Se arrastró entre los matorrales, pegándose al suelo. Las espinas de los malditos arbustos le enganchaban la sudadera. Eso no le hubiera pasado nunca con su chaqueta de cuero. Ya la echaba de menos, aunque había merecido la pena sacrificarla sólo para ver la expresión de alivio de la agente especial O'Dell, sabiendo que la había engañado. Los había engañado a todos, deslizándose por entradas secretas que había preparado especialmente para tal ocasión.
Se frotó los ojos. ¡Maldición, qué oscuro estaba todo! Deseó que las rayas rojas desaparecieran. Pop, pop… No, no pensaría en los putos vasos sanguíneos rompiéndose en sus ojos. La insulina estabilizaba su cuerpo, pero no parecía que nada pudiera impedir que los vasos sanguíneos de sus ojos estallaran.

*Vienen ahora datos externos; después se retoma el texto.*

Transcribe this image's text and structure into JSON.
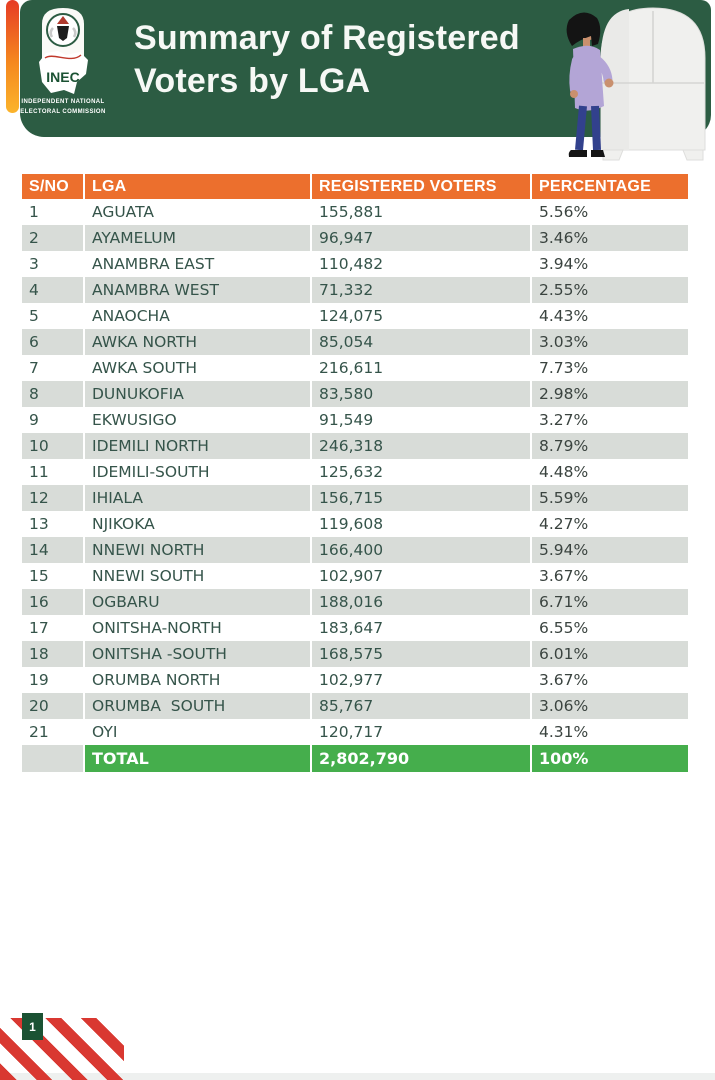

Todavía podía oír la risa chillona de Walker diciéndole:
– Serás un puto ciego, como yo, Al.
Walker todavía se estaba riendo cuando le apoyó el cañón del calibre 22 en la base del cráneo y apretó el gatillo. Pop,
Pop.
Las luces se habían apagado del todo. La había visto deambular por lo que sabía era su habitación. Deseaba poder verle la cara, relajada y desprevenida, pero las cortinas estaban echadas y no eran lo bastante finas.
Ya había interceptado y desactivado el sistema de alarma con el mando a distancia que Walker había inventado para él meses atrás. Aun ciego como un murciélago, Harding seguía siendo un genio de la electrónica. Él ni siquiera sabía cómo funcionaba aquel chisme. Pero lo había probado en la casa de Archer Drive y, en efecto, funcionaba.
Comenzó a trepar por la espaldera cubierta de enredaderas y arbustos, esperando que fuera más firme de lo que parecía. En realidad, todo parecía demasiado fácil, demasiado simple. Pero, claro, ella sería un auténtico desafío. Sabía que no iba a decepcionarlo.
Pensó en el escalpelo guardado en su fina funda, dentro de su bota. Se tomaría su tiempo con ella. La ansiedad excitó sus sentidos tan intensamente que tuvo que contener los jadeos. Sí, aquello merecería el esfuerzo.